Teil IV – (Re-)Traumatisierung als Tor zum Aufwachen ist sozusagen mein Bonusteil. Hier geht es um ein Sonderthema, welches ich seit vielen Jahren erforsche und mit dem etliche Klienten zu mir kommen. Da dieses Thema in der heutigen Zeit an Brisanz zunimmt, habe ich es aufgenommen. Ich stelle hier dar, wie ich gerade mit und durch Trauma in tiefere Seinsebenen wie Stille, Liebe und Frieden gelangen kann, und das dauerhaft. Heute spricht man in diesem Zusammenhang von »Aufwachen«, quasi ein Erwachen in unser wahres Selbst, unser wahres Sein. Dabei schildere ich sowohl die Chancen, aber auch die Fallstricke. Darüber hinaus gibt es in diesem Teil ein Kapitel »Traumasensitive Achtsamkeit«. Hier erläutere ich, warum traumatisierte Menschen oft große Schwierigkeiten haben, zu meditieren, und oft genug sogar meinen, tiefe Meditationserfahrungen zu machen, in Wirklichkeit aber dissoziieren. Ich beschreibe Ihnen, wie Sie für sich Achtsamkeitsübungen und Meditation so gestalten können, dass sie auch für Sie als traumatisierten Menschen funktionieren.

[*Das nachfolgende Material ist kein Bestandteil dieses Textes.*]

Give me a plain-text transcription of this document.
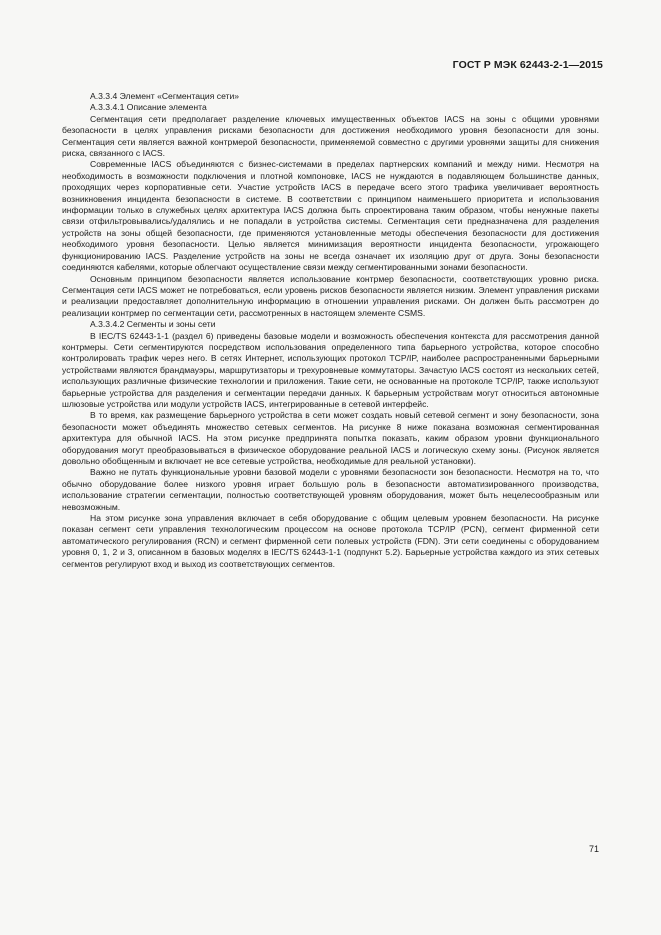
ГОСТ Р МЭК 62443-2-1—2015

A.3.3.4 Элемент «Сегментация сети»

A.3.3.4.1 Описание элемента

Сегментация сети предполагает разделение ключевых имущественных объектов IACS на зоны с общими уровнями безопасности в целях управления рисками безопасности для достижения необходимого уровня безопасности для зоны. Сегментация сети является важной контрмерой безопасности, применяемой совместно с другими уровнями защиты для снижения риска, связанного с IACS.

Современные IACS объединяются с бизнес-системами в пределах партнерских компаний и между ними. Несмотря на необходимость в возможности подключения и плотной компоновке, IACS не нуждаются в подавляющем большинстве данных, проходящих через корпоративные сети. Участие устройств IACS в передаче всего этого трафика увеличивает вероятность возникновения инцидента безопасности в системе. В соответствии с принципом наименьшего приоритета и использования информации только в служебных целях архитектура IACS должна быть спроектирована таким образом, чтобы ненужные пакеты связи отфильтровывались/удалялись и не попадали в устройства системы. Сегментация сети предназначена для разделения устройств на зоны общей безопасности, где применяются установленные методы обеспечения безопасности для достижения необходимого уровня безопасности. Целью является минимизация вероятности инцидента безопасности, угрожающего функционированию IACS. Разделение устройств на зоны не всегда означает их изоляцию друг от друга. Зоны безопасности соединяются кабелями, которые облегчают осуществление связи между сегментированными зонами безопасности.

Основным принципом безопасности является использование контрмер безопасности, соответствующих уровню риска. Сегментация сети IACS может не потребоваться, если уровень рисков безопасности является низким. Элемент управления рисками и реализации предоставляет дополнительную информацию в отношении управления рисками. Он должен быть рассмотрен до реализации контрмер по сегментации сети, рассмотренных в настоящем элементе CSMS.

A.3.3.4.2 Сегменты и зоны сети

В IEC/TS 62443-1-1 (раздел 6) приведены базовые модели и возможность обеспечения контекста для рассмотрения данной контрмеры. Сети сегментируются посредством использования определенного типа барьерного устройства, которое способно контролировать трафик через него. В сетях Интернет, использующих протокол TCP/IP, наиболее распространенными барьерными устройствами являются брандмауэры, маршрутизаторы и трехуровневые коммутаторы. Зачастую IACS состоят из нескольких сетей, использующих различные физические технологии и приложения. Такие сети, не основанные на протоколе TCP/IP, также используют барьерные устройства для разделения и сегментации передачи данных. К барьерным устройствам могут относиться автономные шлюзовые устройства или модули устройств IACS, интегрированные в сетевой интерфейс.

В то время, как размещение барьерного устройства в сети может создать новый сетевой сегмент и зону безопасности, зона безопасности может объединять множество сетевых сегментов. На рисунке 8 ниже показана возможная сегментированная архитектура для обычной IACS. На этом рисунке предпринята попытка показать, каким образом уровни функционального оборудования могут преобразовываться в физическое оборудование реальной IACS и логическую схему зоны. (Рисунок является довольно обобщенным и включает не все сетевые устройства, необходимые для реальной установки).

Важно не путать функциональные уровни базовой модели с уровнями безопасности зон безопасности. Несмотря на то, что обычно оборудование более низкого уровня играет большую роль в безопасности автоматизированного производства, использование стратегии сегментации, полностью соответствующей уровням оборудования, может быть нецелесообразным или невозможным.

На этом рисунке зона управления включает в себя оборудование с общим целевым уровнем безопасности. На рисунке показан сегмент сети управления технологическим процессом на основе протокола TCP/IP (PCN), сегмент фирменной сети автоматического регулирования (RCN) и сегмент фирменной сети полевых устройств (FDN). Эти сети соединены с оборудованием уровня 0, 1, 2 и 3, описанном в базовых моделях в IEC/TS 62443-1-1 (подпункт 5.2). Барьерные устройства каждого из этих сетевых сегментов регулируют вход и выход из соответствующих сегментов.

71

Nicht für jeden wird dieser Teil IV relevant sein, Sie können ihn auch einfach überspringen und gelangen dann zu dem mir sehr wichtigen Adressanhang. Im Adressanhang finden Sie hilfreiche Adressen und Links. Besonders freue ich mich, dass ich drei therapeutische WGs gefunden habe, die sich gut mit Trauma und Retraumatisierung auskennen und auch überregional aufnehmen. Wer es zu Hause nicht mehr allein aushält, könnte hier eine Zeit lang betreut wohnen. Wie Sie verstehen werden, konnte ich für Deutschland, Österreich und die Schweiz nur einige wichtige Städte aufnehmen, aber eben nicht alle. Das hätte den Rahmen dieses Buches gesprengt. Auch die Hilfsangebote sind nur eine Auswahl. In der Schweiz und in Österreich kam noch als Besonderheit hinzu, dass es hier nur wenige Kliniken gibt, die auf Trauma ausgerichtet sind. Sie müssen also unter Umständen selbst aktiv werden, wenn Ihre Stadt/Region von mir nicht aufgenommen wurde. Dafür können die Weblinks helfen, die teilweise überregionale Adressen enthalten. Und ansonsten bitte nicht aufgeben, sondern sich wirklich mal eine Zeit lang hinsetzen und selbst surfen. Manchmal braucht es einfach Zeit, bis das richtige Angebot im Netz auffindbar ist.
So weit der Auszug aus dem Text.